Doubts entered my mind.
Mr. Frost started to elbow Mr. Heat unremittingly.
I was disgusted.
“Stop!” I yelled. “Don’t kill him!”
Mr. Heat lay silent under another round of crushing impacts.
“Give me your knife, now!” implored Mr. Frost, looking me right in the eye.
“No,” I replied, placing my hand over my pocket protectively. Mr. Frost dealt Mr. Heat another kick and advanced towards me.
I backed up and found my back against the wall.
“Give it to me,” he repeated. “It’s the only way.”
I shook my head.
Mr. Heat’s body began to warm up again. I saw him convulsing.
“Now!” said Mr. Frost urgently. I dug the knife out of my pocket and handed it to him. Mr. Frost took it, and Mr. Heat, regaining consciousness, sent a huge inferno at Mr. Frost’s back. He collapsed.
Mr.
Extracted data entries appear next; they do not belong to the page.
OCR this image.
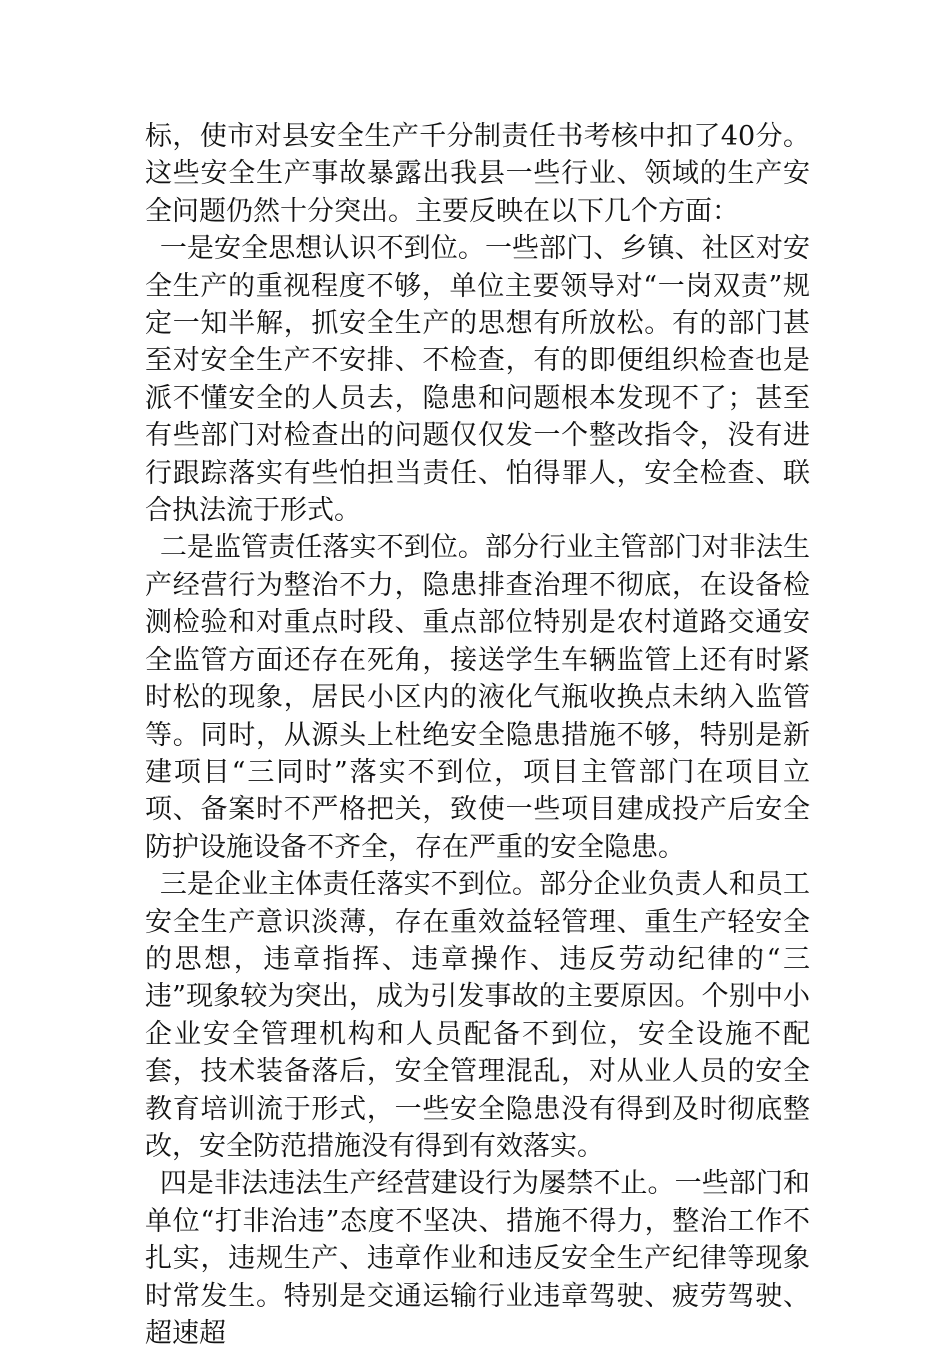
标，使市对县安全生产千分制责任书考核中扣了40分。这些安全生产事故暴露出我县一些行业、领域的生产安全问题仍然十分突出。主要反映在以下几个方面：

一是安全思想认识不到位。一些部门、乡镇、社区对安全生产的重视程度不够，单位主要领导对“一岗双责”规定一知半解，抓安全生产的思想有所放松。有的部门甚至对安全生产不安排、不检查，有的即便组织检查也是派不懂安全的人员去，隐患和问题根本发现不了；甚至有些部门对检查出的问题仅仅发一个整改指令，没有进行跟踪落实有些怕担当责任、怕得罪人，安全检查、联合执法流于形式。

二是监管责任落实不到位。部分行业主管部门对非法生产经营行为整治不力，隐患排查治理不彻底，在设备检测检验和对重点时段、重点部位特别是农村道路交通安全监管方面还存在死角，接送学生车辆监管上还有时紧时松的现象，居民小区内的液化气瓶收换点未纳入监管等。同时，从源头上杜绝安全隐患措施不够，特别是新建项目“三同时”落实不到位，项目主管部门在项目立项、备案时不严格把关，致使一些项目建成投产后安全防护设施设备不齐全，存在严重的安全隐患。

三是企业主体责任落实不到位。部分企业负责人和员工安全生产意识淡薄，存在重效益轻管理、重生产轻安全的思想，违章指挥、违章操作、违反劳动纪律的“三违”现象较为突出，成为引发事故的主要原因。个别中小企业安全管理机构和人员配备不到位，安全设施不配套，技术装备落后，安全管理混乱，对从业人员的安全教育培训流于形式，一些安全隐患没有得到及时彻底整改，安全防范措施没有得到有效落实。

四是非法违法生产经营建设行为屡禁不止。一些部门和单位“打非治违”态度不坚决、措施不得力，整治工作不扎实，违规生产、违章作业和违反安全生产纪律等现象时常发生。特别是交通运输行业违章驾驶、疲劳驾驶、超速超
Heat smiled an unrecognizable smile at me.
“Join me!” he said, preparing yet another fireball.
I looked my immanent death in the face. Mr. Frost was out cold.
The fireball was nearly ready.
Then I saw the window on my left.
I climbed onto Mr. Frost’s desk and jumped through the window without thinking. It smashed and everything raced past me in a blue as I freefell towards an inevitable impact.
Everything was black.
I am laying on grass sideways with no recollection of the past.
There is a factory in front of me. Everything is blurry but it slowly comes into focus. I try to stand up but my ribs are broken.
Slowly, at a pace that would make a snail jealous, I raise myself up and hobble one foot at a time towards the factory. I remember that I left something around there.
I look behind me and see an old Edwardian house with nobody in it, consumed by ivy.
Gradually, I make it in back of the factory, where there is a large parking lot containing only my car.
Perhaps there is a bit of fresh dirt behind the main house, I cannot tell for sure.
I hobble towards the vehicle and wonder how I got here.
The keys are in my pocket. There is a severe pain in my fingers as I pull them out and unlock the car.
Putting the key in the ignition and starting the engine, I finally take a look at my hand.
My fingertips are black and the skin is severely burned.